2. unconvinced that they can't do better w/ the right hash table (which will be thousands of lines fewer of code). but since they're using a library, i'll give them a pass. not even a benchmark vs. a quick hash table version makes all the claims about "judy arrays are better for our purpose" suspect.
If patent does apply (and there's been no statement or claims about which ones do definitely apply), then people assume it's US6735595: Data structure and storage and retrieval method supporting ordinality based searching and data retrieval.
The software from HP is under the LGPLv2.1 which says "Finally, software patents pose a constant threat to the existence of any free program. We wish to make sure that a company cannot effectively restrict the users of a free program by obtaining a restrictive license from a patent holder. Therefore, we insist that any patent license obtained for a version of the library must be consistent with the full freedom of use specified in this license."
That can imply that there are no additional patent protections should you use the LGPL'ed version of Judy or its derivatives. YMMV. Consult your nearest patent attorney for details.
So each language is stored with a prefix in the Judy array. This means that to identify the language of a token, you have to loop for all languages, prefixing the token and looking it up, keeping a count of matches for each language. Does that sound correct?
I wouldn't have used the prefix approach, instead storing a token once in the judy array, and using the data stored to indicate which languages match the token.
This is awesome!!! I remember looking for an object allocation profiling tool for Ruby 1.9+ some time ago, and not finding one (http://stackoverflow.com/questions/12204012/allocation-trace...). When will Github's --debug-objects option make it into MRI???
Something here doesn't sit right with me. Please don't launch into a lecture on algorithmic complexity and cache lines if you are running on Ruby on Rails.
Slow platforms are exactly where you need to talk algorithmic complexity. Switching to a faster environment would only reduce a routine's execution time by a constant multiplier—switching algorithms has the potential to do much more.

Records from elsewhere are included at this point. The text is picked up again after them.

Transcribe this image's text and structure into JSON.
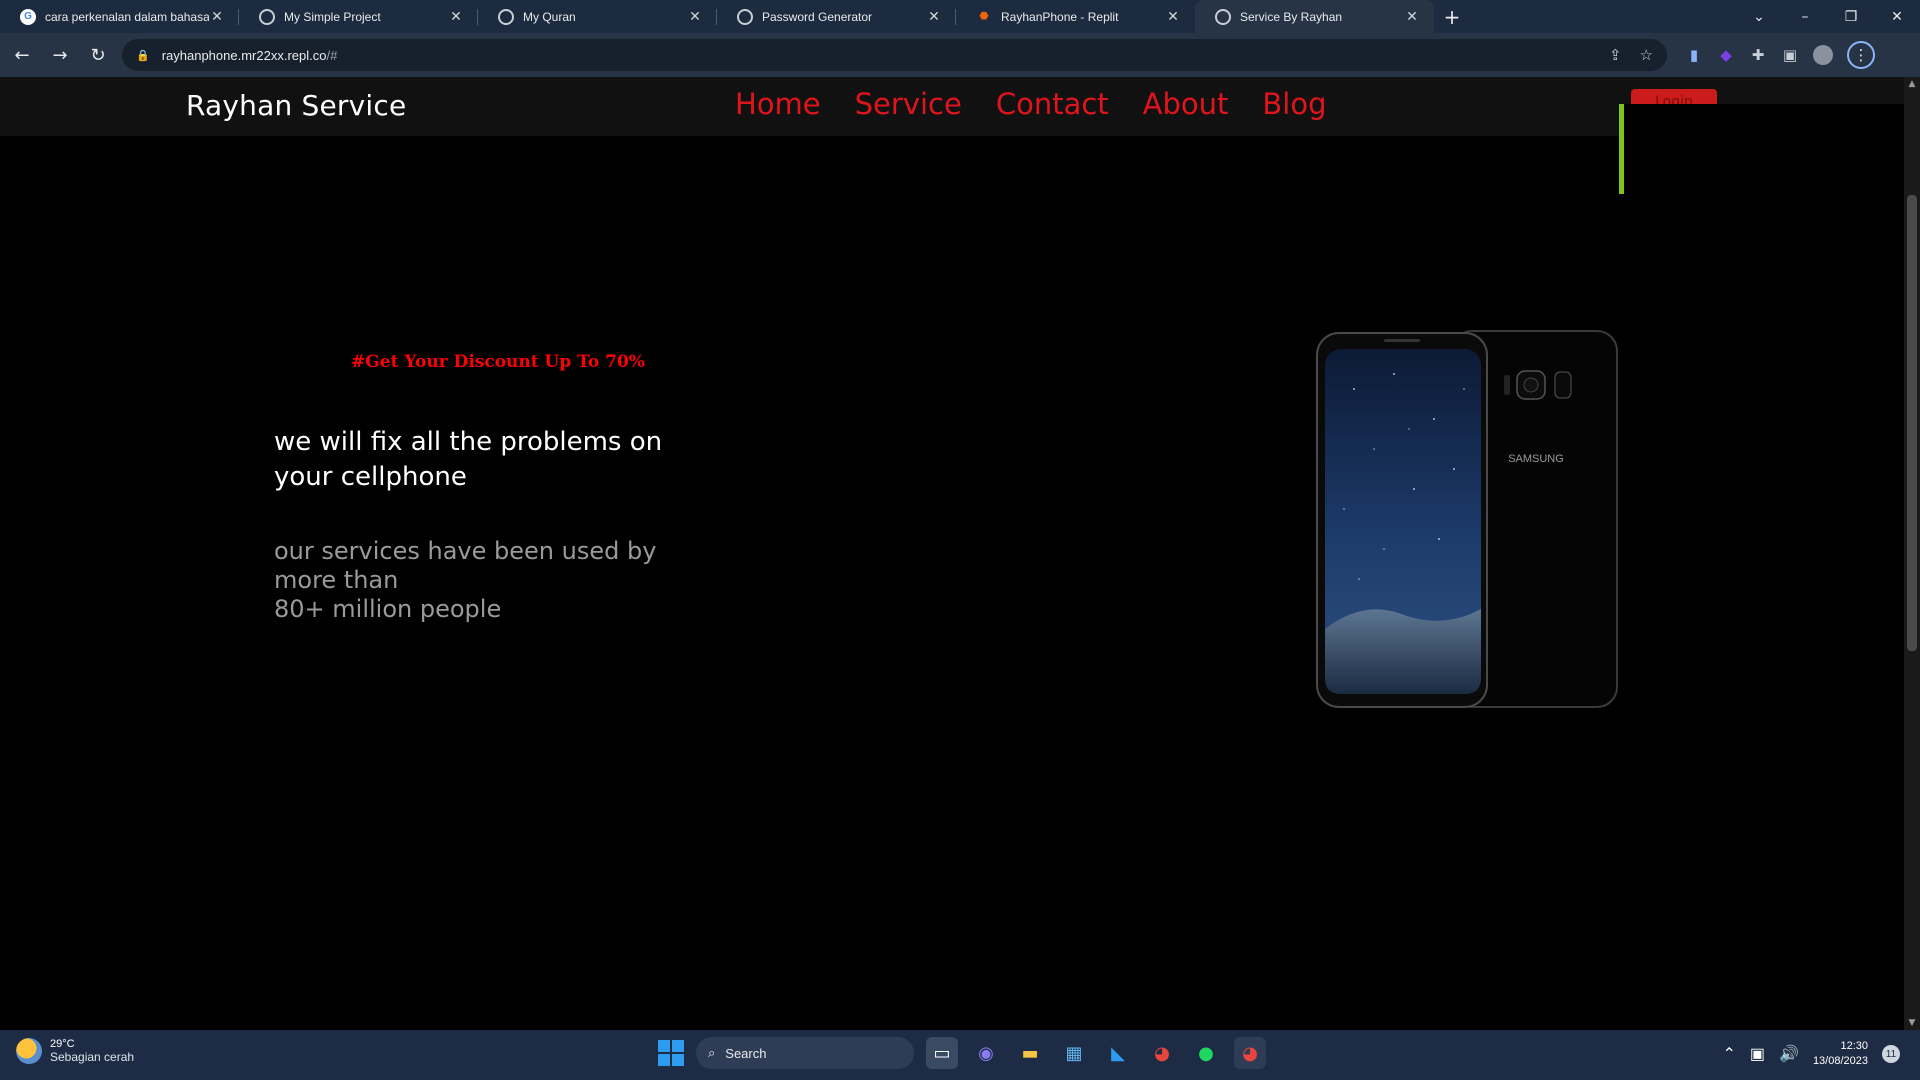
{
  "browser": {
    "tabs": [
      {
        "title": "cara perkenalan dalam bahasa in",
        "icon": "google-icon",
        "active": false
      },
      {
        "title": "My Simple Project",
        "icon": "globe-icon",
        "active": false
      },
      {
        "title": "My Quran",
        "icon": "globe-icon",
        "active": false
      },
      {
        "title": "Password Generator",
        "icon": "globe-icon",
        "active": false
      },
      {
        "title": "RayhanPhone - Replit",
        "icon": "replit-icon",
        "active": false
      },
      {
        "title": "Service By Rayhan",
        "icon": "globe-icon",
        "active": true
      }
    ],
    "url_host": "rayhanphone.mr22xx.repl.co",
    "url_path": "/#"
  },
  "site": {
    "brand": "Rayhan Service",
    "nav": [
      "Home",
      "Service",
      "Contact",
      "About",
      "Blog"
    ],
    "login_label": "Login",
    "promo": "#Get Your Discount Up To 70%",
    "headline": "we will fix all the problems on your cellphone",
    "subtext_line1": "our services have been used by more than",
    "subtext_line2": "80+ million people",
    "phone_brand": "SAMSUNG",
    "accent_color": "#e0141b"
  },
  "taskbar": {
    "weather_temp": "29°C",
    "weather_desc": "Sebagian cerah",
    "search_placeholder": "Search",
    "time": "12:30",
    "date": "13/08/2023",
    "notifications": "11"
  }
}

That's not what I mean. I think that any half-decent implementation in C would have been better than their current Ruby solution. And instead of spending all that time to research Judy arrays and other magic bullets, they could have already identified another problem zone and fixed it.
This just feels like "we have this huge and slow Ruby behemoth here, but using magic Judy arrays we made this little gear turn insanely fast!".
Execution time isn't the only cost in building software however. Building a web application in C may be "cheap" in regards to scaling performance, but it would sure as hell increase development costs a ton.
I think what Github has done is exactly what you're supposed to do: build your product on a platform that allows for quick growth and easy iteration, identify the slow parts, then swap those out for faster "gears" as you said.
Edit: I find it rather humorous that you find algorithmic research to be a magic bullet, but believe switching platforms to be a viable solution when faced with a bottleneck. I believe you have that backwards :)
I don't think parent is suggesting the whole website be written in C. I think parent sees the CS focus as a sideshow, and that a C version of the "escaper," even if not designed ideally, would still smoke the Ruby version that was acting as a bottleneck.
My point is that the CS is never a sideshow. Improvements gained from changes in algorithmic complexity vastly outpace improvements gained from switching languages/platforms.
Worry about your algorithm first and your platform second.